Today is day two of CHD Awareness week and I thought this would be the perfect time for me to kick off a new theme that I hope to do every month: 5 For Friday. I’m sure there are others in the blogosphere doing something similar so it’s not like I’m reinventing the wheel here, but I come across all kinds of cool things every day and I think this is a great way to share some of my faves without going crazy and bombarding you with lists.
It’s estimated there are 40,000 babies born every year with a congenital heart defect. CHDs are one of the most common birth defects but there are many issues about living congenital heart disease past childhood that heart-healthy people don’t know or understand.
I think one of the biggest is the idea that once we have surgery as infants or children, that we’re better, or “fixed” and nothing could be further from the truth. Jimmy Kimmel even got it wrong when he talked about his son; his defect was corrected but his son will live with his CHD for the rest of his life. It doesn’t mean there won’t ever be a setback or another surgery for him. It doesn’t mean he won’t develop other heart-related problems as a result of his CHD, as he grows and ages, so does his heart and the potential for future problems.
Some of us are born with MULTIPLE heart defects and our lives feel like a constant revolving door of doctors and surgeries.
That said, there are many things that people with normal, healthy hearts don’t know about us. I’ve been asked some pretty funny questions over the years and some pretty strange ones too! But I didn’t want you to only hear what I think you should know so I asked some of my fellow Transposition of the Great Arteries friends what they’d like others to know. Here are the most popular answers:
- We are almost always tired.

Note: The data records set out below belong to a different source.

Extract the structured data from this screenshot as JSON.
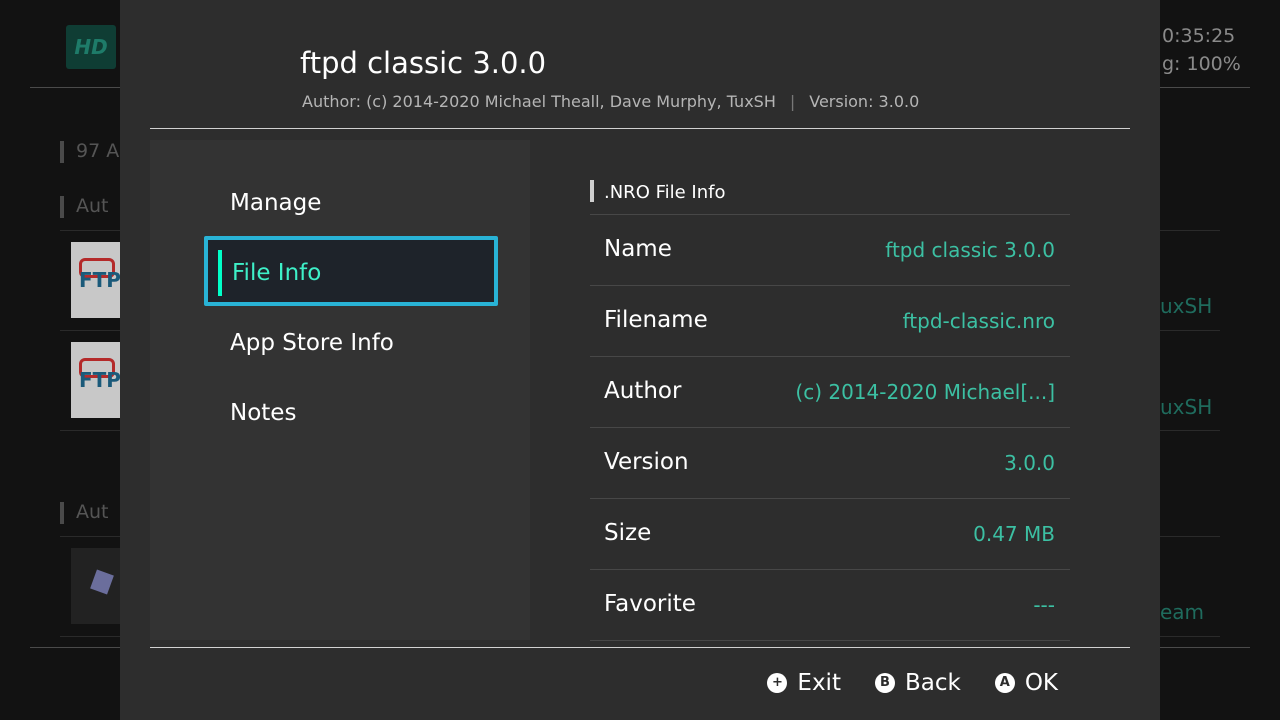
{
  "background": {
    "logo_text": "HD",
    "clock": "0:35:25",
    "battery": "g: 100%",
    "section1": "97 A",
    "section2": "Aut",
    "section3": "Aut",
    "icon_text": "FTP",
    "right_teal_1": "uxSH",
    "right_teal_2": "uxSH",
    "right_teal_3": "eam"
  },
  "dialog": {
    "title": "ftpd classic 3.0.0",
    "subtitle_author": "Author: (c) 2014-2020 Michael Theall, Dave Murphy, TuxSH",
    "subtitle_sep": "|",
    "subtitle_version": "Version: 3.0.0"
  },
  "sidebar": {
    "items": [
      {
        "label": "Manage"
      },
      {
        "label": "File Info"
      },
      {
        "label": "App Store Info"
      },
      {
        "label": "Notes"
      }
    ],
    "selected_index": 1
  },
  "file_info": {
    "header": ".NRO File Info",
    "rows": [
      {
        "key": "Name",
        "value": "ftpd classic 3.0.0"
      },
      {
        "key": "Filename",
        "value": "ftpd-classic.nro"
      },
      {
        "key": "Author",
        "value": "(c) 2014-2020 Michael[...]"
      },
      {
        "key": "Version",
        "value": "3.0.0"
      },
      {
        "key": "Size",
        "value": "0.47 MB"
      },
      {
        "key": "Favorite",
        "value": "---"
      }
    ]
  },
  "footer": {
    "exit": {
      "icon": "plus-button-icon",
      "glyph": "+",
      "label": "Exit"
    },
    "back": {
      "icon": "b-button-icon",
      "glyph": "B",
      "label": "Back"
    },
    "ok": {
      "icon": "a-button-icon",
      "glyph": "A",
      "label": "OK"
    }
  },
  "colors": {
    "accent_text": "#3cc0a3",
    "selection_border": "#29b3d6",
    "selection_bar": "#00ffc8",
    "dialog_bg": "#2d2d2d"
  }
}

Some people assume we are lazy because we may not have an active (or active as their coworkers, family, friends, or colleagues) lifestyle. Some days are more active than others because we’re having a good energy day but know that we tire easily. One fellow TGAer had this to say:
When I say I’m tired, don’t come back with “I know the feeling” – you don’t. When I say I need a moment to rest, I mean I NEED to rest. Just because I walked for an hour yesterday, doesn’t mean I can do that today. It’s not being lazy, giving up or being stubborn.
2. We know our limits, please don’t tell us what they are. It was frustrating enough to grow up being told what you could and couldn’t do. For some of us, it set into motion a lifetime of not living outside of our comfort zones. (I’m guilty of that one.) But now that we’re adults, we have a pretty good idea of what we can or can’t do along with what we should or shouldn’t do.
If I say I can do something, let me do it. If I say I can’t do something, don’t force me. We self-limit very well. We know our own hearts intimately and we understand our exercise tolerance (even before we know there’s a term for it) better than anyone because we live it.
3. We are resilient and independent. I mean, we’ve had to be. As children, we often endured a ton of ridicule, from teachers and other students who didn’t understand what it means to have congenital heart disease. Because of this, some of us aren’t very good at opening up and some of us are open books because if we tell you all of it now, it won’t hurt as much to get rejected.
having a defect hasn’t made my life horrible, I’ve just had other, unique opportunities for learning, self awareness and blessings.
4. Please don’t judge us for our life choices. This is such a loaded issue among the Adult CHD community. Many of us are judged on what we eat and drink. We’ve heard comments like “are you sure you should be eating that?” and the ever-popular side-eye if we want to have a glass of wine or a beer.
I like to drink. Just shut up and let me have a glass of wine ????
5. Don’t forget about us. As of November 2018, the CDC reports, there are roughly 1.4 million adults living with CHD as opposed to 1 million infants and children combined. Yet, adult congenital heart disease is grossly underfunded as are congenital heart defects as a whole. Growing up and aging out of pediatric cardiology puts us at a greater risk for problems. We often get lumped into general cardiology practices because there simply aren’t enough doctors who specialize in adults with congenital heart defects.
Just because we may not look sick on the outside or we have a couple of good days doesn’t mean we are fine and certainly doesn’t mean we are healed.
We are the ones the doctors are learning from so that one day babies born today will live long past us.
We endure so much for future CHD babies everywhere.
We are the pioneers.
What else would you like to know about living as an adult with a CHD? Ask in the comments or shoot me an email: knowitallnikki@gmail.com
Great work, I go through almost what you have said my name is faith am an adult with CHD am working and it’s challenging especially getting tired and am not lazy people may judge me on that but I can’t keep telling everyone my condition. But am glad am awareness will educate people about people like us in the society.
I am so glad this resonated with you! It gets tiring when we tell someone new to us our story. Especially doctors! Sometimes I just want to scream, “my chart is right in front of you, look!”